Professor Ganesh Sriram
Characterizing and re-engineering yeast expression of G-protein coupled receptors: Lighting the best path for stability and biophysical characterization
Anne Skaja Robinson
Professor and Chair
Department of Chemical and Biomolecular Engineering
Proteins that reside in the cell membrane represent the most difficult challenges for expression and isolation, because they are partially hydrophobic, flexible, and unstable in isolation. However, they are among the most important of all proteins, as they play key roles in almost every cellular process, and represent over a third of all proteins. Here, I will highlight our studies of expression G-protein coupled receptors (GPCRs), in which we try to understand how the membrane proteins form and insert into the membrane of our heterologous host, S. cerevisiae, as well as characterize their properties once they are isolated in membrane-mimetic environments.

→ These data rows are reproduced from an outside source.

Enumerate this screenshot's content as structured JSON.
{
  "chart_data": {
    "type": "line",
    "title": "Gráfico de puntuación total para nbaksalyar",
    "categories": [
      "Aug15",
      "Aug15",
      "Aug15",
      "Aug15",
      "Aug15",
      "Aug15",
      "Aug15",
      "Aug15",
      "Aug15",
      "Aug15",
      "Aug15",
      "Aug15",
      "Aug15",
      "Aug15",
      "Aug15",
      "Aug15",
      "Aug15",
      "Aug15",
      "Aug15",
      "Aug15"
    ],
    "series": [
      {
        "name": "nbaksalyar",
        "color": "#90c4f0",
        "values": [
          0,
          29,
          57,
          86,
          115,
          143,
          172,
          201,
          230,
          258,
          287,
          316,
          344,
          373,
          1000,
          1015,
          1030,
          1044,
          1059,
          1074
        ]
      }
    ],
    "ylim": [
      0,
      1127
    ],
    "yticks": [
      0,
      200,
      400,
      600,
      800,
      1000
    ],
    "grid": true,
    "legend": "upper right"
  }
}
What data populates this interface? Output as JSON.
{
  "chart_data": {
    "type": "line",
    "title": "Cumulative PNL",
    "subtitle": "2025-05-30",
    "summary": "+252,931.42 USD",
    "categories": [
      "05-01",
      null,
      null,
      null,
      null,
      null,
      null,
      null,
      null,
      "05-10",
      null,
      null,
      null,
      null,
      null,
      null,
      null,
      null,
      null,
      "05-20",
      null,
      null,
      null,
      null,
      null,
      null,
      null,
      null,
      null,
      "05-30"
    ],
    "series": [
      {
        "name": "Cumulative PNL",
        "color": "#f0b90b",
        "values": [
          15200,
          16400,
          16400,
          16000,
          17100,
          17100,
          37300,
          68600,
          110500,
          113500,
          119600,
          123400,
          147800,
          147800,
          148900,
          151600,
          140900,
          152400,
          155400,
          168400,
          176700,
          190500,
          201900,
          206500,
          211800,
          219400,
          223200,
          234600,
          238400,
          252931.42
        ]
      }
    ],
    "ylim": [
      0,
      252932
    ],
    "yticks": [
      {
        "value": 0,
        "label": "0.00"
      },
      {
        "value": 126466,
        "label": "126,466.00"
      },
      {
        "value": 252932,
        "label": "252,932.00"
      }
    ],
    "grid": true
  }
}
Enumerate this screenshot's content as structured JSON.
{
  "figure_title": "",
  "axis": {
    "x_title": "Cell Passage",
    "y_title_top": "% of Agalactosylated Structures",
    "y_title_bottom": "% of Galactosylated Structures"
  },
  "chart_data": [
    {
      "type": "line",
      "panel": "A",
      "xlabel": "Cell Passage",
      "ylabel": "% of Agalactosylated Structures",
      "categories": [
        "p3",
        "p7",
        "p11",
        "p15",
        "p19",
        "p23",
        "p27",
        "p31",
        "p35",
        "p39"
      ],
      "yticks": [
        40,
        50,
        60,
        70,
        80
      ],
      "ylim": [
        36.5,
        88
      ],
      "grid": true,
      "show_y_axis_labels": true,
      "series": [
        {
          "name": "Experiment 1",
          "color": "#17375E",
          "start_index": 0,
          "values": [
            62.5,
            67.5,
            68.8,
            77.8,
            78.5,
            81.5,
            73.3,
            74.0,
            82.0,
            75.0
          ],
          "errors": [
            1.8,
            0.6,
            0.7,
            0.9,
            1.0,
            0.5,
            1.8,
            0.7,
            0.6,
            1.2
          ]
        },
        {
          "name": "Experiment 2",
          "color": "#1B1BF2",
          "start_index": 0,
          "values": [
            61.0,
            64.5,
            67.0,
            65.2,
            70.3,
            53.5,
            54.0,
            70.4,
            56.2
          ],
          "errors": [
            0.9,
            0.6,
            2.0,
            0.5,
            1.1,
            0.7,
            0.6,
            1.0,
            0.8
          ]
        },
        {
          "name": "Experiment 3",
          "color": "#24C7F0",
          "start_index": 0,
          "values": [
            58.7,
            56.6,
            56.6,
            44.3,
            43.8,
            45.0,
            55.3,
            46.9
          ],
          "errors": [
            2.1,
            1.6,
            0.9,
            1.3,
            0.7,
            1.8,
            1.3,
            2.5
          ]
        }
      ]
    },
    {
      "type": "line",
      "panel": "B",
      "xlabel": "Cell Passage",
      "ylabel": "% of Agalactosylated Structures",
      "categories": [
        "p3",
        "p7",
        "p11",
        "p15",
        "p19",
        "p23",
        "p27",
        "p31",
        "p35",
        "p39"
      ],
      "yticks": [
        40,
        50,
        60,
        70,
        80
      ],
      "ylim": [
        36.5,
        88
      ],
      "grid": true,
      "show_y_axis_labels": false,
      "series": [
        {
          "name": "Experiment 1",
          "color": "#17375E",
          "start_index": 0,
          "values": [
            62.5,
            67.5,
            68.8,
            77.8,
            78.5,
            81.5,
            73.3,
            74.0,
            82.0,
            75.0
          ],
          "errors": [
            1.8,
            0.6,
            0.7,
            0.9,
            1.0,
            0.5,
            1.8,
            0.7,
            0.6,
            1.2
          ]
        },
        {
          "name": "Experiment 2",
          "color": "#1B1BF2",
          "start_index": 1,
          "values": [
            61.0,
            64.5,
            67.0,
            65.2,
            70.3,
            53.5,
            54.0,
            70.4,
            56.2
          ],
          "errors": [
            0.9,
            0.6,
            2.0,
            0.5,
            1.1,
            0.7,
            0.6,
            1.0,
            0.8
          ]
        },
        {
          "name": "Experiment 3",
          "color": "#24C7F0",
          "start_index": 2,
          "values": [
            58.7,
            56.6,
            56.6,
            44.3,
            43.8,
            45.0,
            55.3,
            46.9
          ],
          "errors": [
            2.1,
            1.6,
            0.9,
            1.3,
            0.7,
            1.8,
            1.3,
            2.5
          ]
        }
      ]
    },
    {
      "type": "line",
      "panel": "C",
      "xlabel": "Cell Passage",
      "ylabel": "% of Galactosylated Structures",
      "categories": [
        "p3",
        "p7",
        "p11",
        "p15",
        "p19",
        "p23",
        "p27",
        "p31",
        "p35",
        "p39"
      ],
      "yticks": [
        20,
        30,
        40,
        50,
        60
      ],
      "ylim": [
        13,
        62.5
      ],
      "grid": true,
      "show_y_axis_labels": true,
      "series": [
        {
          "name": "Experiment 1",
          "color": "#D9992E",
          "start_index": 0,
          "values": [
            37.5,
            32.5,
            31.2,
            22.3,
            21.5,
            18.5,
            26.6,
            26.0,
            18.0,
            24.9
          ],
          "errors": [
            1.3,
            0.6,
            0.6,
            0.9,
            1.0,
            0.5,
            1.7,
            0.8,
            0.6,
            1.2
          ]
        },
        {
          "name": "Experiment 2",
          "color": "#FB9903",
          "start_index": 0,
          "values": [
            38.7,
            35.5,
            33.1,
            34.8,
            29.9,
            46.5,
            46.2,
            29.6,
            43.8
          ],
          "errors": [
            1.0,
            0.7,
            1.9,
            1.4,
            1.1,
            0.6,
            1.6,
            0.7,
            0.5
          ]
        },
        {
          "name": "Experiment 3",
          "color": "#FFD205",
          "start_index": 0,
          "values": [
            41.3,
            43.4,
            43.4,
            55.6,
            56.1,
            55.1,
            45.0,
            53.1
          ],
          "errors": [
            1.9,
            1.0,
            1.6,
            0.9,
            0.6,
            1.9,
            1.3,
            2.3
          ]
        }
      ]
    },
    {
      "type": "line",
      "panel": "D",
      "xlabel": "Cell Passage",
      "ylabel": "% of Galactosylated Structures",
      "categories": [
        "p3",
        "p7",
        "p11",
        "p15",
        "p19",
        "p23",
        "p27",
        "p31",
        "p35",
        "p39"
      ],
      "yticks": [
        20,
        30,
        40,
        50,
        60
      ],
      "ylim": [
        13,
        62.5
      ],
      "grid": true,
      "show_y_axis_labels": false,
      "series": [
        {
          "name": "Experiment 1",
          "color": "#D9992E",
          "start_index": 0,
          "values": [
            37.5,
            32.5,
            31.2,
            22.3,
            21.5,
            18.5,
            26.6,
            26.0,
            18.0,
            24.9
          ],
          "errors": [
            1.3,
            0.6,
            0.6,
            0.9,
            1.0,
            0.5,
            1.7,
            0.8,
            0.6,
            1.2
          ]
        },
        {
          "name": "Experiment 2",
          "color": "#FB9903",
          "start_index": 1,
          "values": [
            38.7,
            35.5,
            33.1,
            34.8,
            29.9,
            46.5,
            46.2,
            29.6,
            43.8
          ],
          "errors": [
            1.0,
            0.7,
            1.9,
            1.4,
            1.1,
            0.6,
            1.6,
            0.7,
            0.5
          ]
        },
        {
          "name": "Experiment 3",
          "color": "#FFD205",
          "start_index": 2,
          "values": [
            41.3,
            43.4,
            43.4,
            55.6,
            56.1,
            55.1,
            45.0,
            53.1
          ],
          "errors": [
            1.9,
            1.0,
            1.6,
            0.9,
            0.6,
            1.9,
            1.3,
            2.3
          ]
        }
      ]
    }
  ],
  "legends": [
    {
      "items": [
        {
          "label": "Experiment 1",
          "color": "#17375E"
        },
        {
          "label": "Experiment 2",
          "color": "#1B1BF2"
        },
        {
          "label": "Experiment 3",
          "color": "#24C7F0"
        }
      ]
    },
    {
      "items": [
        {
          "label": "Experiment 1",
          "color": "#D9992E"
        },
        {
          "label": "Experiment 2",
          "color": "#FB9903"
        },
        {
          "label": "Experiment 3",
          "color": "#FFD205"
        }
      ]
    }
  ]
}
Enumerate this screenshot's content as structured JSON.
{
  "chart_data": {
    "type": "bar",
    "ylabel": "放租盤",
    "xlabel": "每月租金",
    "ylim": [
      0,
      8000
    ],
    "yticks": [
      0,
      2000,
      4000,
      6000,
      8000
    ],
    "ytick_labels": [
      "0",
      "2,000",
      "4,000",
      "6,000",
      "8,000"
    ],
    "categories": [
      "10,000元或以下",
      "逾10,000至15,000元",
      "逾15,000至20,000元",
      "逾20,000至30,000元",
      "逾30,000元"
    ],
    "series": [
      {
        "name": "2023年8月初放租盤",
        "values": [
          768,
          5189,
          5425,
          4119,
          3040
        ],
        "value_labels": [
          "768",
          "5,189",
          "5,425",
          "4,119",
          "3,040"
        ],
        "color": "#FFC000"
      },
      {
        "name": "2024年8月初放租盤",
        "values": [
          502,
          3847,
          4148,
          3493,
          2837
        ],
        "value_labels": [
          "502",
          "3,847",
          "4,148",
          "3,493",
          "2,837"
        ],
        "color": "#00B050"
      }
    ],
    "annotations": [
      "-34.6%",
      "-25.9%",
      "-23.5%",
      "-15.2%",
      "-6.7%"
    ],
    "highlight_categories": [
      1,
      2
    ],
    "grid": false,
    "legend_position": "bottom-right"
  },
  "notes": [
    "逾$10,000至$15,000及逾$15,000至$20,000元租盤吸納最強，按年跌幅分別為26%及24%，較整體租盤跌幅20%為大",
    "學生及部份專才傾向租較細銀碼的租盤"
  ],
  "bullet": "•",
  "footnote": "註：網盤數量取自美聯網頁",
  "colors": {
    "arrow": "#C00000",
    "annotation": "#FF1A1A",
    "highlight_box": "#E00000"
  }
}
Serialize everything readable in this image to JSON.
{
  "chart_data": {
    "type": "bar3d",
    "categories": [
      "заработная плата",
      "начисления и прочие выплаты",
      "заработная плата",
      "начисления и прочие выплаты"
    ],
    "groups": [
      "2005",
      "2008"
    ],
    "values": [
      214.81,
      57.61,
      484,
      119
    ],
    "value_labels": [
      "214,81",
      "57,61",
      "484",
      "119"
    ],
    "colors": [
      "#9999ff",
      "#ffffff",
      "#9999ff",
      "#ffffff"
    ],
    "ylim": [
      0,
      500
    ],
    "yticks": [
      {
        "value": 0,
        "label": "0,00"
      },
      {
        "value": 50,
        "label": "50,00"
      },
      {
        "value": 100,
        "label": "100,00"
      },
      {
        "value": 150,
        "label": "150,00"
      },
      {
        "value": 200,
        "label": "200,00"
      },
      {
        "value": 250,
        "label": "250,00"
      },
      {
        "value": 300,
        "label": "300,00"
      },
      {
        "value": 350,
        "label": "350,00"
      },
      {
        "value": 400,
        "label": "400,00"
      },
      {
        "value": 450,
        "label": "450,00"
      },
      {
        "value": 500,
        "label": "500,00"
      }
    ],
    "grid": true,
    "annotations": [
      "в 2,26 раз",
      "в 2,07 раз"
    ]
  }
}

Over the last eight years, we have had great success expressing the human adenosine A2a (A2aR) in yeast. Here, typical yields were ~ 7 mg active A2aR per liter of culture; activity was verified by ligand-binding assays. Because of the ability to purify mg quantities of active protein, we have been able to carry out biophysical studies to understand the role of detergent and the disulfide bond network on the protein stability.
In addition, we have been examining the limitations to high-level production of other GPCRs. Our recent studies have focused on identifying the cellular localization of the retained protein, and by using chimeric GPCRs to test the role of potential trafficking motifs on protein retention, trafficking, and activity. Through this combination of cellular and in vitro approaches, we can better understand the limitations to large-scale production and biophysical studies of the G-protein-coupled receptors the largest known protein superfamily, and the targets of 30-50% of drug discovery efforts.